National professional organisations would provide considerable freedom to work within an overall GB professional framework and could be co-ordinated by a GB supreme body (senate, academy or whatever). A number of separately elected fellows should form a significant part of the professional leadership arrangements in each country and on the GB body in the future.

National pharmacy organisations must be adequately resourced to meet the professional leadership needs of their home pharmacists and technicians in the rapidly diverging national infrastructures and legal systems. We require a professional strategy that is updated annually, not one that is produced ad hoc. For this we need professional policy and strategic planning committees at national level. Professional directors require national advisers to develop policies and plans that meet the needs of all members of the Society at the outset.

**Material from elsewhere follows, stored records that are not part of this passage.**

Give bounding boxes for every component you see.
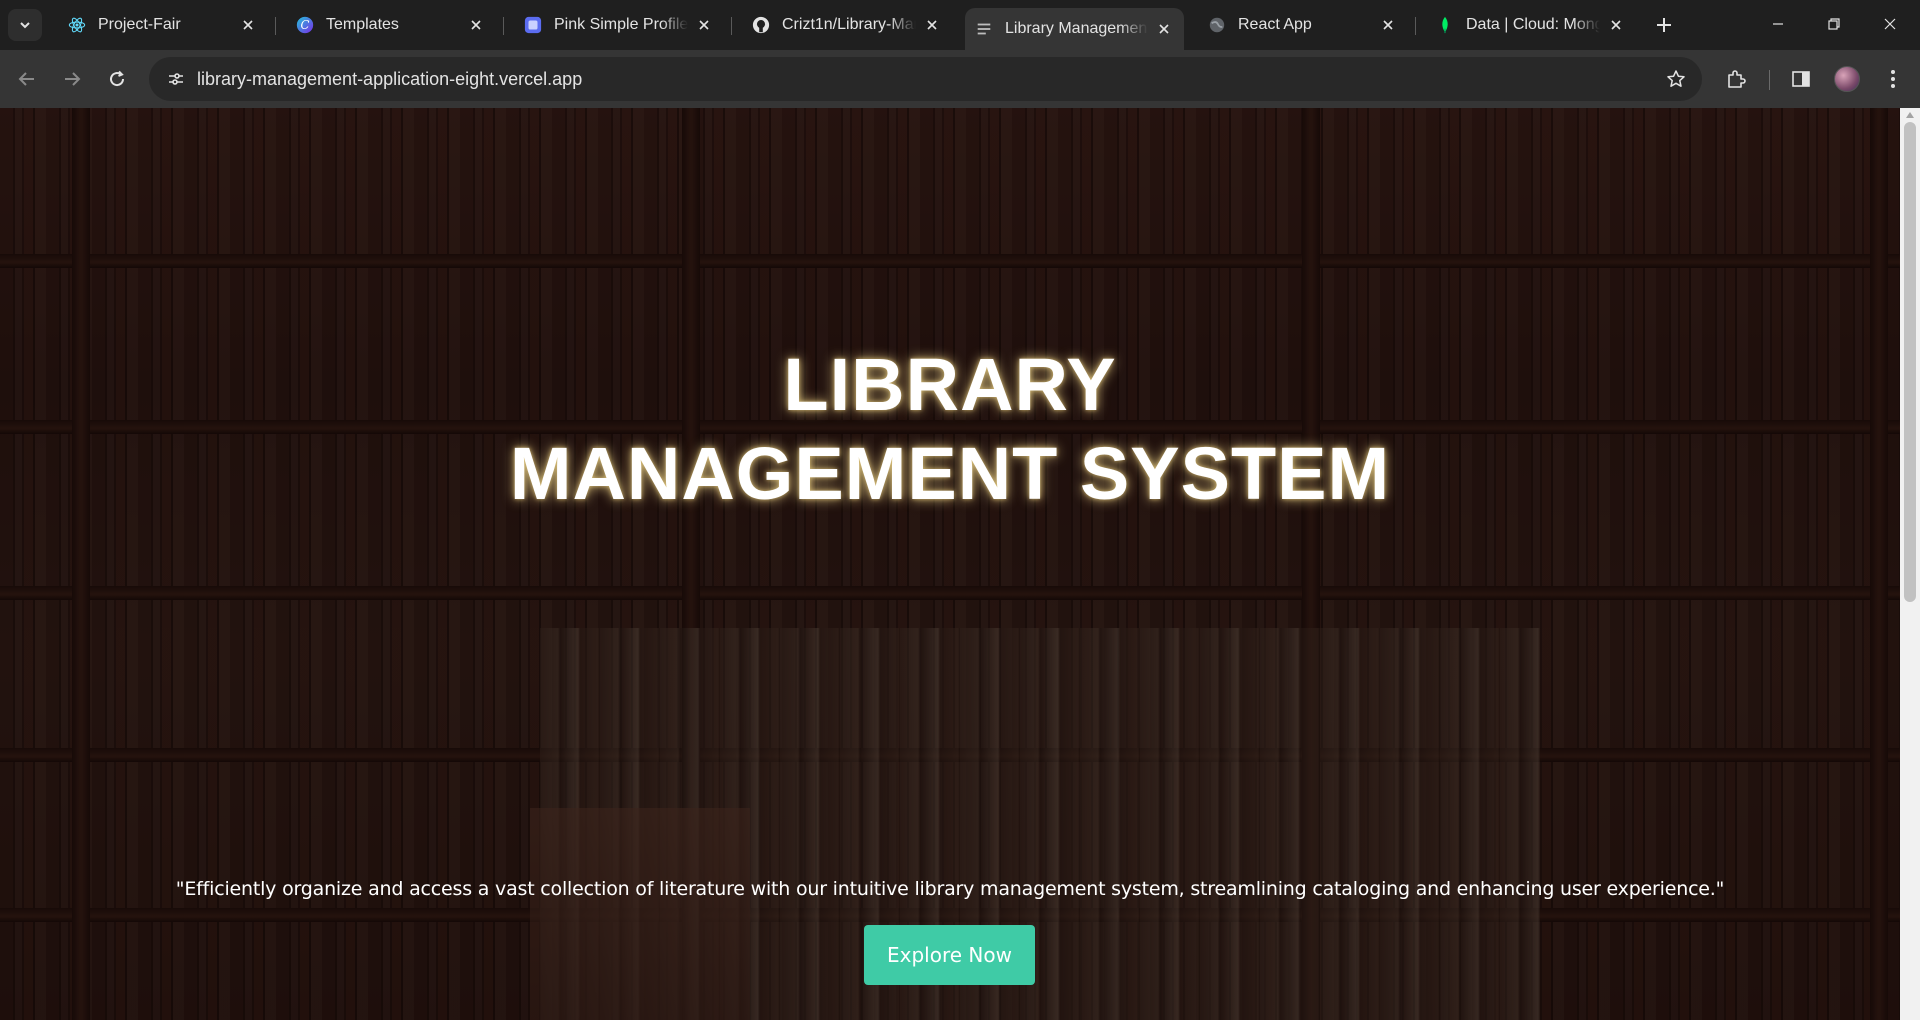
tab-mongodb-cloud[interactable]: Data | Cloud: Mongo <box>1426 7 1636 43</box>
url-text: library-management-application-eight.ver… <box>197 68 583 89</box>
page-icon <box>975 20 993 38</box>
tab-title: Pink Simple Profile Re <box>554 16 688 33</box>
browser-toolbar: library-management-application-eight.ver… <box>0 50 1920 108</box>
tab-strip: Project-Fair C Templates Pink Simple Pro… <box>0 0 1920 50</box>
page-scrollbar[interactable] <box>1900 108 1920 1020</box>
tab-divider <box>731 17 732 35</box>
tab-title: Project-Fair <box>98 16 181 33</box>
tab-react-app[interactable]: React App <box>1198 7 1408 43</box>
hero-title: LIBRARY MANAGEMENT SYSTEM <box>0 340 1900 518</box>
close-icon[interactable] <box>238 15 258 35</box>
minimize-button[interactable] <box>1750 0 1806 48</box>
forward-button[interactable] <box>54 61 90 97</box>
browser-menu-button[interactable] <box>1879 65 1907 93</box>
tab-title: Library Management <box>1005 20 1148 37</box>
new-tab-button[interactable] <box>1650 11 1678 39</box>
github-icon <box>752 16 770 34</box>
close-icon[interactable] <box>922 15 942 35</box>
reload-icon <box>110 70 125 87</box>
side-panel-icon <box>1792 71 1810 87</box>
back-button[interactable] <box>9 61 45 97</box>
restore-button[interactable] <box>1806 0 1862 48</box>
close-icon[interactable] <box>694 15 714 35</box>
puzzle-icon <box>1728 70 1746 88</box>
arrow-right-icon <box>65 72 81 86</box>
tab-divider <box>503 17 504 35</box>
restore-icon <box>1828 18 1840 30</box>
hero-title-line: MANAGEMENT SYSTEM <box>509 432 1391 515</box>
tab-templates[interactable]: C Templates <box>286 7 496 43</box>
address-bar[interactable]: library-management-application-eight.ver… <box>149 57 1702 101</box>
hero-tagline: "Efficiently organize and access a vast … <box>175 878 1725 900</box>
close-icon[interactable] <box>1154 19 1174 39</box>
page-viewport: LIBRARY MANAGEMENT SYSTEM "Efficiently o… <box>0 108 1900 1020</box>
minimize-icon <box>1773 23 1783 25</box>
explore-now-button[interactable]: Explore Now <box>864 925 1035 985</box>
close-icon <box>1884 18 1896 30</box>
kebab-menu-icon <box>1891 70 1895 88</box>
plus-icon <box>1657 18 1671 32</box>
close-icon[interactable] <box>1378 15 1398 35</box>
site-info-icon[interactable] <box>161 64 191 94</box>
close-icon[interactable] <box>466 15 486 35</box>
tab-title: Crizt1n/Library-Mana <box>782 16 916 33</box>
close-icon[interactable] <box>1606 15 1626 35</box>
tab-github-repo[interactable]: Crizt1n/Library-Mana <box>742 7 952 43</box>
extensions-button[interactable] <box>1722 65 1750 93</box>
app-icon <box>524 16 542 34</box>
tab-title: React App <box>1238 16 1312 33</box>
arrow-left-icon <box>18 72 34 86</box>
canva-icon: C <box>296 16 314 34</box>
globe-icon <box>1208 16 1226 34</box>
tab-pink-simple-profile[interactable]: Pink Simple Profile Re <box>514 7 724 43</box>
tab-project-fair[interactable]: Project-Fair <box>58 7 268 43</box>
reload-button[interactable] <box>99 61 135 97</box>
close-window-button[interactable] <box>1862 0 1918 48</box>
profile-avatar[interactable] <box>1834 66 1860 92</box>
side-panel-button[interactable] <box>1787 65 1815 93</box>
tab-divider <box>1415 17 1416 35</box>
scrollbar-thumb[interactable] <box>1904 122 1916 602</box>
mongodb-leaf-icon <box>1436 16 1454 34</box>
tab-search-button[interactable] <box>8 9 42 41</box>
svg-text:C: C <box>301 18 310 32</box>
react-icon <box>68 16 86 34</box>
tab-library-management[interactable]: Library Management <box>965 8 1184 50</box>
toolbar-divider <box>1769 70 1770 90</box>
bookmark-star-icon[interactable] <box>1664 67 1688 91</box>
hero-title-line: LIBRARY <box>783 343 1117 426</box>
tab-divider <box>275 17 276 35</box>
chevron-down-icon <box>20 22 30 29</box>
tab-title: Data | Cloud: Mongo <box>1466 16 1600 33</box>
scroll-up-arrow-icon[interactable] <box>1906 112 1914 118</box>
tab-title: Templates <box>326 16 399 33</box>
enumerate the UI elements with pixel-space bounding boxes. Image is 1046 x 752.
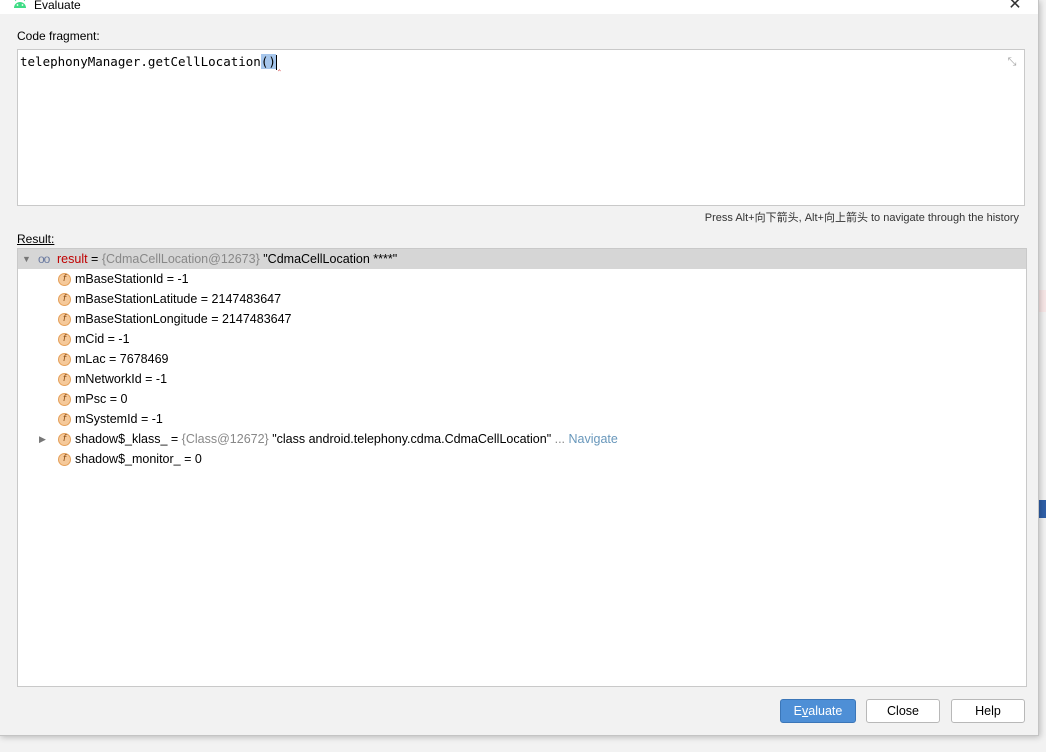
title-bar: Evaluate ✕ [0,0,1038,14]
result-label: Result: [17,232,54,246]
background-ide-strip-2 [1038,500,1046,518]
field-text: mBaseStationLatitude = 2147483647 [75,292,282,306]
field-icon: f [58,353,71,366]
field-icon: f [58,373,71,386]
result-value: result = {CdmaCellLocation@12673} "CdmaC… [57,252,398,266]
result-label-text: Result: [17,232,55,246]
collapse-icon[interactable]: ⤡ [1006,56,1018,68]
evaluate-dialog: Evaluate ✕ Code fragment: telephonyManag… [0,0,1039,736]
tree-row-field[interactable]: f mBaseStationLatitude = 2147483647 [18,289,1026,309]
android-icon [14,0,26,8]
expand-triangle-icon[interactable]: ▶ [39,429,46,449]
code-parens-highlight: () [260,54,276,69]
tree-row-field[interactable]: f mLac = 7678469 [18,349,1026,369]
error-squiggle-icon: ‸ [277,62,281,72]
close-icon[interactable]: ✕ [1006,0,1024,14]
code-text[interactable]: telephonyManager.getCellLocation() ‸ [20,54,281,72]
result-tree[interactable]: ▼ oo result = {CdmaCellLocation@12673} "… [17,248,1027,687]
expand-triangle-icon[interactable]: ▼ [22,249,31,269]
window-title: Evaluate [34,0,81,12]
field-icon: f [58,313,71,326]
tree-row-field[interactable]: f shadow$_monitor_ = 0 [18,449,1026,469]
field-icon: f [58,333,71,346]
navigate-link[interactable]: Navigate [569,432,618,446]
tree-row-field[interactable]: f mCid = -1 [18,329,1026,349]
field-icon: f [58,293,71,306]
code-value: telephonyManager.getCellLocation [20,54,261,69]
field-text: mNetworkId = -1 [75,372,168,386]
evaluate-button[interactable]: Evaluate [780,699,856,723]
history-hint: Press Alt+向下箭头, Alt+向上箭头 to navigate thr… [704,212,1019,224]
watch-glasses-icon: oo [38,252,50,266]
klass-value: shadow$_klass_ = {Class@12672} "class an… [75,432,618,446]
tree-row-result[interactable]: ▼ oo result = {CdmaCellLocation@12673} "… [18,249,1026,269]
tree-row-field[interactable]: f mBaseStationId = -1 [18,269,1026,289]
field-text: mBaseStationLongitude = 2147483647 [75,312,292,326]
field-icon: f [58,453,71,466]
tree-row-klass[interactable]: ▶ f shadow$_klass_ = {Class@12672} "clas… [18,429,1026,449]
field-icon: f [58,273,71,286]
background-ide-strip-1 [1038,290,1046,312]
tree-row-field[interactable]: f mSystemId = -1 [18,409,1026,429]
field-text: mLac = 7678469 [75,352,169,366]
help-button[interactable]: Help [951,699,1025,723]
field-text: shadow$_monitor_ = 0 [75,452,202,466]
field-text: mSystemId = -1 [75,412,163,426]
field-icon: f [58,413,71,426]
field-icon: f [58,433,71,446]
tree-row-field[interactable]: f mBaseStationLongitude = 2147483647 [18,309,1026,329]
text-caret [275,55,277,70]
field-text: mBaseStationId = -1 [75,272,189,286]
code-fragment-editor[interactable]: telephonyManager.getCellLocation() ‸ ⤡ [17,49,1025,206]
close-button[interactable]: Close [866,699,940,723]
field-icon: f [58,393,71,406]
field-text: mCid = -1 [75,332,130,346]
tree-row-field[interactable]: f mPsc = 0 [18,389,1026,409]
code-fragment-label: Code fragment: [17,29,100,43]
field-text: mPsc = 0 [75,392,128,406]
tree-row-field[interactable]: f mNetworkId = -1 [18,369,1026,389]
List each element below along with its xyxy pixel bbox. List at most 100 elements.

Our professional leaders must also have a strong network that makes more use of the expertise on the register. They must also be closely allied to local politicians, government agendas, professional infrastructures, and varying NHS organisations and legislation.

Branches could be the local influencers of politicians, provide opportunities for debate and help influence Council thinking through a strong network. At the moment branches are rarely asked for advice and still await a new set of objects after a review produced some two years ago while the structure slowly disintegrates.

Let us look at all possible options and reignite the leadership debate. There must however be a clearer briefing showing what elements (committee and directors) are regulatory and where branches, fellows and empowered national professional organisations fit in the professional structure with explanations of the risks and benefits of each of the options.

A better prepared and a longer and more informed professional leadership consultation is necessary, with plenty of local debate to make sure we get this most important element right for the future.